A few years ago, when OpenAI first unveiled the DALL-E 3 image model they used flamingos. I don't know if this was deliberate from Google but there are more than one Flamingo videos in the examples. Here they capture the movement of the water, the physics involved in the weight of the dog and lighting.
Prompt from Google: "A cinematic shot captures a fluffy Cockapoo, perched atop a vibrant pink flamingo float, in a sun-drenched Los Angeles swimming pool. The crystal-clear water sparkles under the bright California sun, reflecting the playful scene. The Cockapoo's fur, a soft blend of white and apricot, is highlighted by the golden sunlight, its floppy ears gently swaying in the breeze. Its happy expression and wagging tail convey pure joy and summer bliss. The vibrant pink flamingo adds a whimsical touch, creating a picture-perfect image of carefree fun in the LA sunshine."
This prompt just made me hungry.
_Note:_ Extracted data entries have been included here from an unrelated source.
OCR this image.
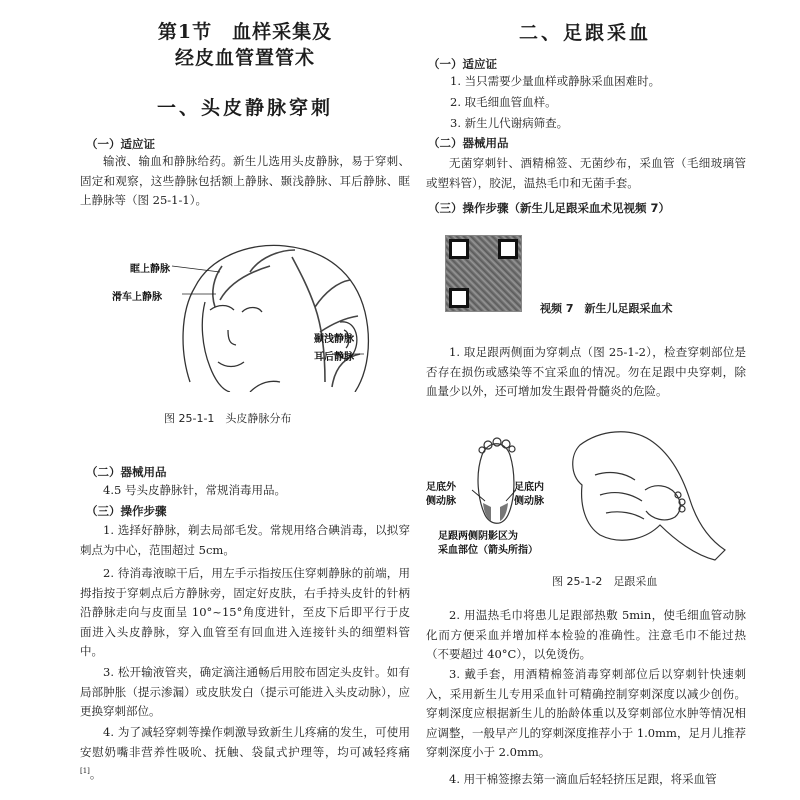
第1节　血样采集及
经皮血管置管术
一、头皮静脉穿刺
（一）适应证
输液、输血和静脉给药。新生儿选用头皮静脉，易于穿刺、固定和观察，这些静脉包括额上静脉、颞浅静脉、耳后静脉、眶上静脉等（图 25-1-1）。
眶上静脉
滑车上静脉
颞浅静脉
耳后静脉
图 25-1-1　头皮静脉分布
（二）器械用品
4.5 号头皮静脉针，常规消毒用品。
（三）操作步骤
1. 选择好静脉，剃去局部毛发。常规用络合碘消毒，以拟穿刺点为中心，范围超过 5cm。
2. 待消毒液晾干后，用左手示指按压住穿刺静脉的前端，用拇指按于穿刺点后方静脉旁，固定好皮肤，右手持头皮针的针柄沿静脉走向与皮面呈 10°~15°角度进针，至皮下后即平行于皮面进入头皮静脉，穿入血管至有回血进入连接针头的细塑料管中。
3. 松开输液管夹，确定滴注通畅后用胶布固定头皮针。如有局部肿胀（提示渗漏）或皮肤发白（提示可能进入头皮动脉），应更换穿刺部位。
4. 为了减轻穿刺等操作刺激导致新生儿疼痛的发生，可使用安慰奶嘴非营养性吸吮、抚触、袋鼠式护理等，均可减轻疼痛[1]。
二、足跟采血
（一）适应证
1. 当只需要少量血样或静脉采血困难时。
2. 取毛细血管血样。
3. 新生儿代谢病筛查。
（二）器械用品
无菌穿刺针、酒精棉签、无菌纱布，采血管（毛细玻璃管或塑料管），胶泥，温热毛巾和无菌手套。
（三）操作步骤（新生儿足跟采血术见视频 7）
视频 7　新生儿足跟采血术
1. 取足跟两侧面为穿刺点（图 25-1-2），检查穿刺部位是否存在损伤或感染等不宜采血的情况。勿在足跟中央穿刺，除血量少以外，还可增加发生跟骨骨髓炎的危险。
足底外
侧动脉
足底内
侧动脉
足跟两侧阴影区为
采血部位（箭头所指）
图 25-1-2　足跟采血
2. 用温热毛巾将患儿足跟部热敷 5min，使毛细血管动脉化而方便采血并增加样本检验的准确性。注意毛巾不能过热（不要超过 40°C），以免烫伤。
3. 戴手套，用酒精棉签消毒穿刺部位后以穿刺针快速刺入，采用新生儿专用采血针可精确控制穿刺深度以减少创伤。穿刺深度应根据新生儿的胎龄体重以及穿刺部位水肿等情况相应调整，一般早产儿的穿刺深度推荐小于 1.0mm，足月儿推荐穿刺深度小于 2.0mm。
4. 用干棉签擦去第一滴血后轻轻挤压足跟，将采血管
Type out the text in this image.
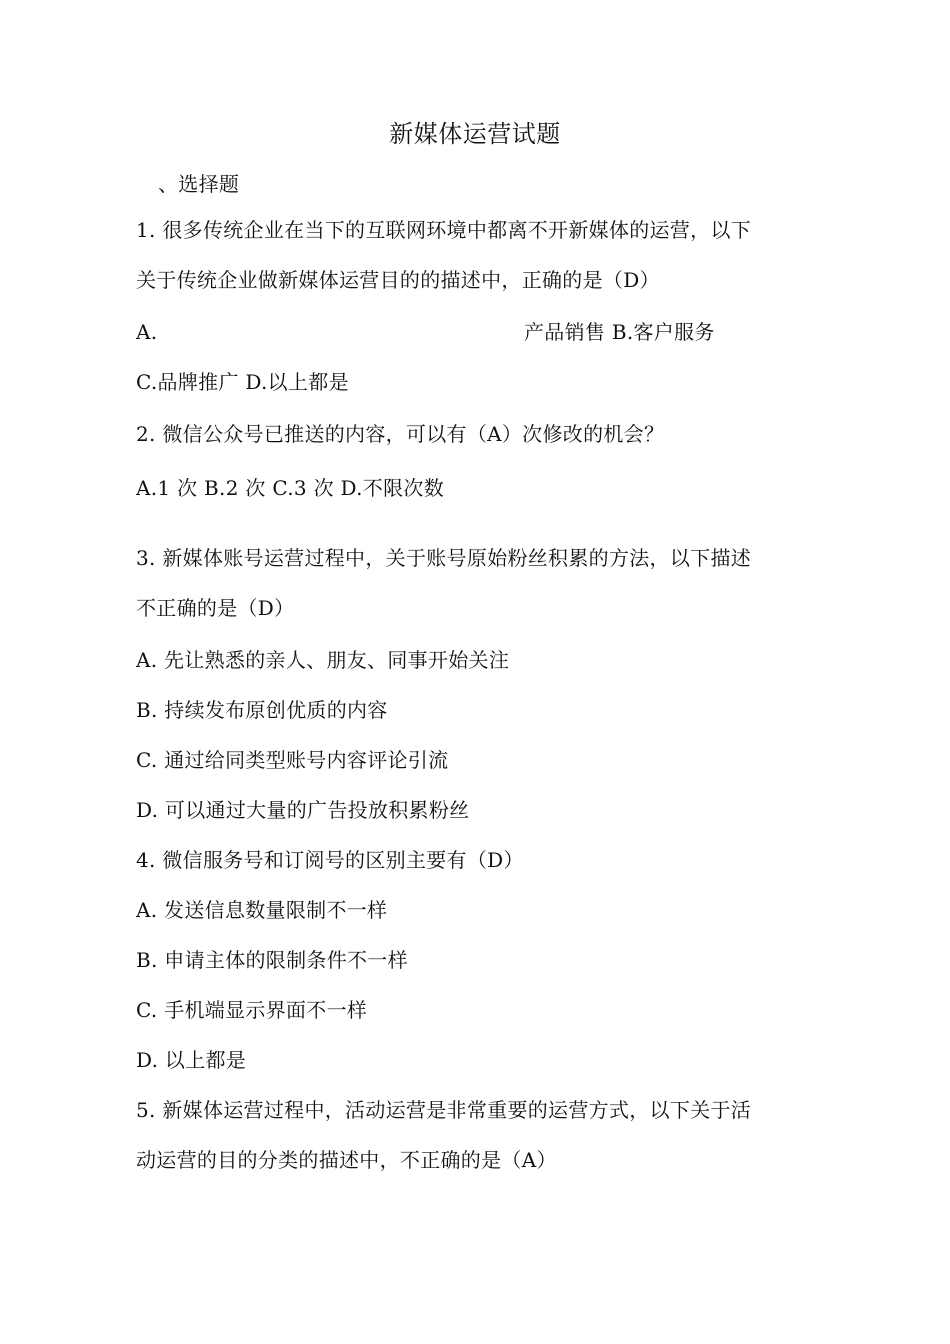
新媒体运营试题
、选择题
1. 很多传统企业在当下的互联网环境中都离不开新媒体的运营，以下
关于传统企业做新媒体运营目的的描述中，正确的是（D）
A.	产品销售 B.客户服务
C.品牌推广 D.以上都是
2. 微信公众号已推送的内容，可以有（A）次修改的机会？
A.1 次 B.2 次 C.3 次 D.不限次数
3. 新媒体账号运营过程中，关于账号原始粉丝积累的方法，以下描述
不正确的是（D）
A. 先让熟悉的亲人、朋友、同事开始关注
B. 持续发布原创优质的内容
C. 通过给同类型账号内容评论引流
D. 可以通过大量的广告投放积累粉丝
4. 微信服务号和订阅号的区别主要有（D）
A. 发送信息数量限制不一样
B. 申请主体的限制条件不一样
C. 手机端显示界面不一样
D. 以上都是
5. 新媒体运营过程中，活动运营是非常重要的运营方式，以下关于活
动运营的目的分类的描述中，不正确的是（A）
It led to me making a coffee. Weirdly, pouring liquid is something other models struggle with but Veo 2 did it perfectly.
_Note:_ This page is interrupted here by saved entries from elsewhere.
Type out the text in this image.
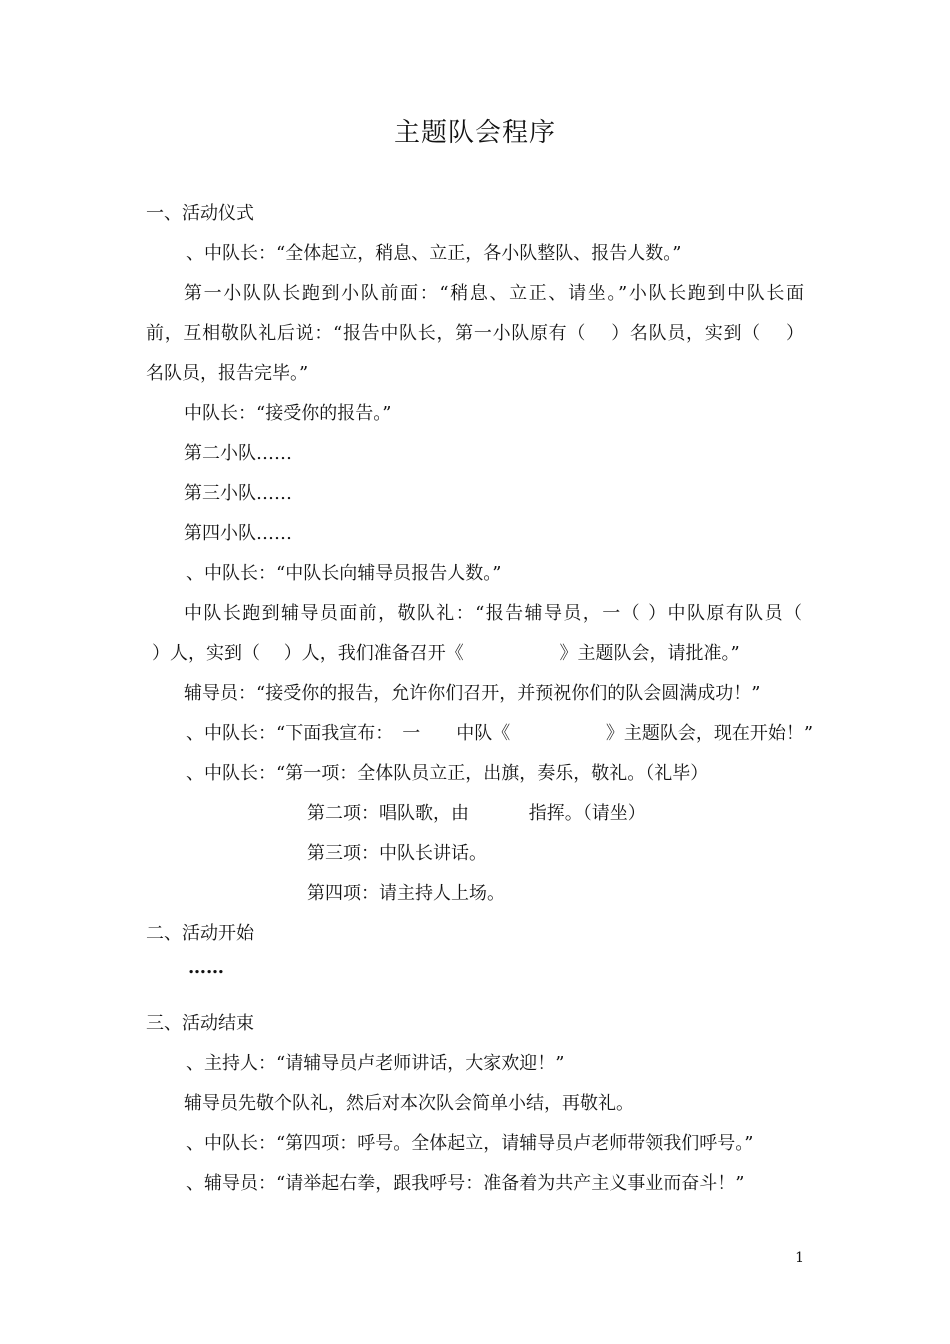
主题队会程序
一、活动仪式
、中队长：“全体起立，稍息、立正，各小队整队、报告人数。”
第一小队队长跑到小队前面：“稍息、立正、请坐。”小队长跑到中队长面
前，互相敬队礼后说：“报告中队长，第一小队原有（　 ）名队员，实到（　 ）
名队员，报告完毕。”
中队长：“接受你的报告。”
第二小队……
第三小队……
第四小队……
、中队长：“中队长向辅导员报告人数。”
中队长跑到辅导员面前，敬队礼：“报告辅导员，一（ ）中队原有队员（
）人，实到（　 ）人，我们准备召开《　　　　　 》主题队会，请批准。”
辅导员：“接受你的报告，允许你们召开，并预祝你们的队会圆满成功！”
、中队长：“下面我宣布：　一　　中队《　　　　　 》主题队会，现在开始！”
、中队长：“第一项：全体队员立正，出旗，奏乐，敬礼。（礼毕）
第二项：唱队歌，由　　　 指挥。（请坐）
第三项：中队长讲话。
第四项：请主持人上场。
二、活动开始
……
三、活动结束
、主持人：“请辅导员卢老师讲话，大家欢迎！”
辅导员先敬个队礼，然后对本次队会简单小结，再敬礼。
、中队长：“第四项：呼号。全体起立，请辅导员卢老师带领我们呼号。”
、辅导员：“请举起右拳，跟我呼号：准备着为共产主义事业而奋斗！”
1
Prompt from Google: "The sun rises slowly behind a perfectly plated breakfast scene. Thick, golden maple syrup pours in slow motion over a stack of fluffy pancakes, each one releasing a soft, warm steam cloud. A close-up of crispy bacon sizzles, sending tiny embers of golden grease into the air. Coffee pours in smooth, swirling motion into a crystal-clear cup, filling it with deep brown layers of crema. Scene ends with a camera swoop into a fresh-cut orange, revealing its bright, juicy segments in stunning macro detail."
Video models have got a lot better at depicting emotion, but they're not perfect and some are better than others. This video shows Veo 2 is one of the good ones.
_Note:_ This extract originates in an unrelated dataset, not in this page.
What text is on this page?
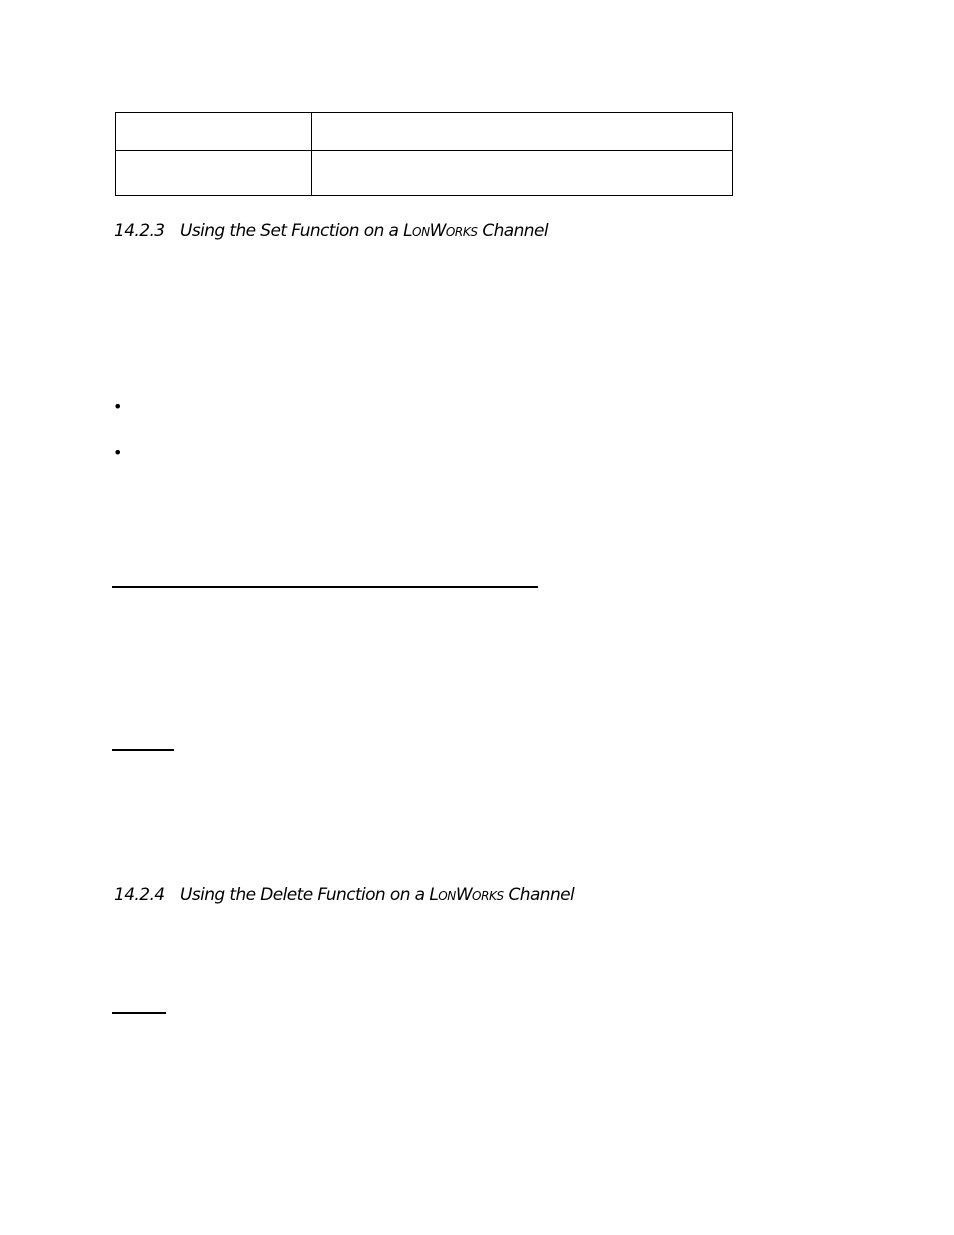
14.2.3 Using the Set Function on a LONWORKS Channel
•
•
14.2.4 Using the Delete Function on a LONWORKS Channel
Prompt from Google: "An extreme close-up shot focuses on the face of a female DJ, her beautiful, voluminous black curly hair framing her features as she becomes completely absorbed in the music. Her eyes are closed, lost in the rhythm, and a slight smile plays on her lips. The camera captures the subtle movements of her head as she nods and sways to the beat, her body instinctively responding to the music pulsating through her headphones and out into the crowd. The shallow depth of field blurs the background. She’s surrounded by vibrant neon colors. The close-up emphasizes her captivating presence and the power of music to transport and transcend."
Finally, this video just captivated me for its complexity. There are so many elements happening within the clip and it largely holds visual clarity and motion. The reflection, the motion happening int he mirror — even reflecting the candle are all elements other may have struggled with.
Prompt from Google: "The camera moves in a slow dolly shot, revealing the opulence of a Renaissance palace chamber adorned with gold-inlaid furniture, velvet drapes, and chandeliers casting soft, flickering light. A queen sits motionless at a gilded desk, her crimson silk gown cascading onto the floor like spilled blood. On the desk lies an unsigned letter, its edges curled with age. The camera frames her from behind, catching the reflection of her stoic face in a massive, ornate mirror. In the background, courtiers murmur, their silhouettes dancing like ghosts in the candlelight. The room feels heavy, every gilded detail amplifying an air of betrayal and paranoia. The color palette alternates between deep, regal reds and cold golds, with chiaroscuro lighting intensifying the drama. Shot on 70mm film for rich texture, evoking the grandeur of historical masterpieces."